I'm not usually too squeamish about things. We've been in lots of third world countries and seen lots of icky fresh meat markets where the flies outnumber the cuts of meat. There are several “ick” jobs on the boat like cleaning out bilges and sump pumps or scraping off the reef-like growth on the bottom of the dinghy when it's been in the water too long. I've changed my share of baby diapers and cleaned up enough bathrooms after teenagers, you'd think I would have pretty much gotten over the “ick factor”. My current ick factor though has nothing to do with the boat. It's the showers here at the marina. Some newer boats have wonderful showers aboard that are all fiberglass and easily washed and kept clean. Cups is a 1986 vintage and evidently folks back then either didn't care about showering or didn't care about ease of cleaning up after showers or the designer had other priorities in mind. Our shower area on the boat includes the toilet and the sink which means every shower drenches everything and it's not easy to clean up after. Hence, we don't tend to use it.

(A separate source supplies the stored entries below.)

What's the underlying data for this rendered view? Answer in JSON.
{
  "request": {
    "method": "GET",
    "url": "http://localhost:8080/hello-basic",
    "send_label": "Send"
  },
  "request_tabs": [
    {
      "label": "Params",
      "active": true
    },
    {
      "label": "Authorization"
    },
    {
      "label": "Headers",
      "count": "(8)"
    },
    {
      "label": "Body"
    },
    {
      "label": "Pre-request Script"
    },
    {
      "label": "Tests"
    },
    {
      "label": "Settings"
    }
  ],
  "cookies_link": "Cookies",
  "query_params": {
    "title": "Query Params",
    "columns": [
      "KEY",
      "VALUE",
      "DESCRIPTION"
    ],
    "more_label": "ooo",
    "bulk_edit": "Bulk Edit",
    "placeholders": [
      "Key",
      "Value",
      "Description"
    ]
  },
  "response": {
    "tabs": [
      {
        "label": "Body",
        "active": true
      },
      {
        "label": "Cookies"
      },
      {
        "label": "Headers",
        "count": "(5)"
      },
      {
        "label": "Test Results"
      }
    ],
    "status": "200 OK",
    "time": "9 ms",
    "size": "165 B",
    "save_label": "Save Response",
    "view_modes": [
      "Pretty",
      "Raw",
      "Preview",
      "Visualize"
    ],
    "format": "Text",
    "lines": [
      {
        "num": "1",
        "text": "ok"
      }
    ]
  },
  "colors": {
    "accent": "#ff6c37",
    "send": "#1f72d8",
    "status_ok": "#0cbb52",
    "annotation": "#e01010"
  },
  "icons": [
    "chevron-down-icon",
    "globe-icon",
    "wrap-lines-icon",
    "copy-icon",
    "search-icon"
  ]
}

There's also the issue of using lots of water. If we're in a marina, we have to fill the water tanks regularly with a hose. If we're at anchor and are close to a public water source, we haul water in jerry jugs in the dinghy and manually fill the tanks. If we're at sea, we have a watermaker which requires power that is sometimes at a premium. Instead, we tend to take kettle showers while on passage; swim a lot when we're in warmer waters and/or use public showers when we can. Public showers in Australia are fairly plentiful and usually kept pretty clean.

The marina is in an expansion phase and replacement of the shower block is in the plan, but it won't happen in my lifetime here. The shower block is old and worn. There's a green wrought iron entrance gate to the toilets which definitely deters people from getting in when it's locked. It does, however, allow things to blow in under it dust and leaves and it does not deter things that crawl large snakes and small rodents. The lighting is very dim and I'm always on the look-out as I enter. This could be the time that a snake or a mouse or a huntsman (gigantic, ugly spider...think tarantula) has decided to use the head at the same time I do. In all fairness, I haven't seen any of these yet, but I'm always on my guard.

Actually, I think the potential for snakes is low at this time of the year since the building is unheated. The ick factor at present is … little black worms that crawl on the shower walls. I're cringing (or laughing) as you read this. They're about ½ -1” long, black, skinny and slimy looking. The chances of my touching one to see if it's really slimy is nil, so you'll have to take my word for it. They've got these little antennae that constantly twitch. Yup, they're large enough to see antenna-twitching without getting too close. They seem to favor the grouting between tiles at about elbow height. Yesterday, there were four of them. Ever try to take a shower and keep your eyes open on watch for potential critter attacks? I'm always wondering if the shower spray might provoke them or maybe they'll get washed onto the floor and attach themselves to my feet. I do a count before and after to make sure all worms are accounted for. Just writing this gives me goose bumps.

I tried rather half-heartedly knocking them off before my shower the other day, but they're rather like adhesive and hunker down when you try to remove them. Plus unless there's a confirmed kill, you never know where they are. Ick!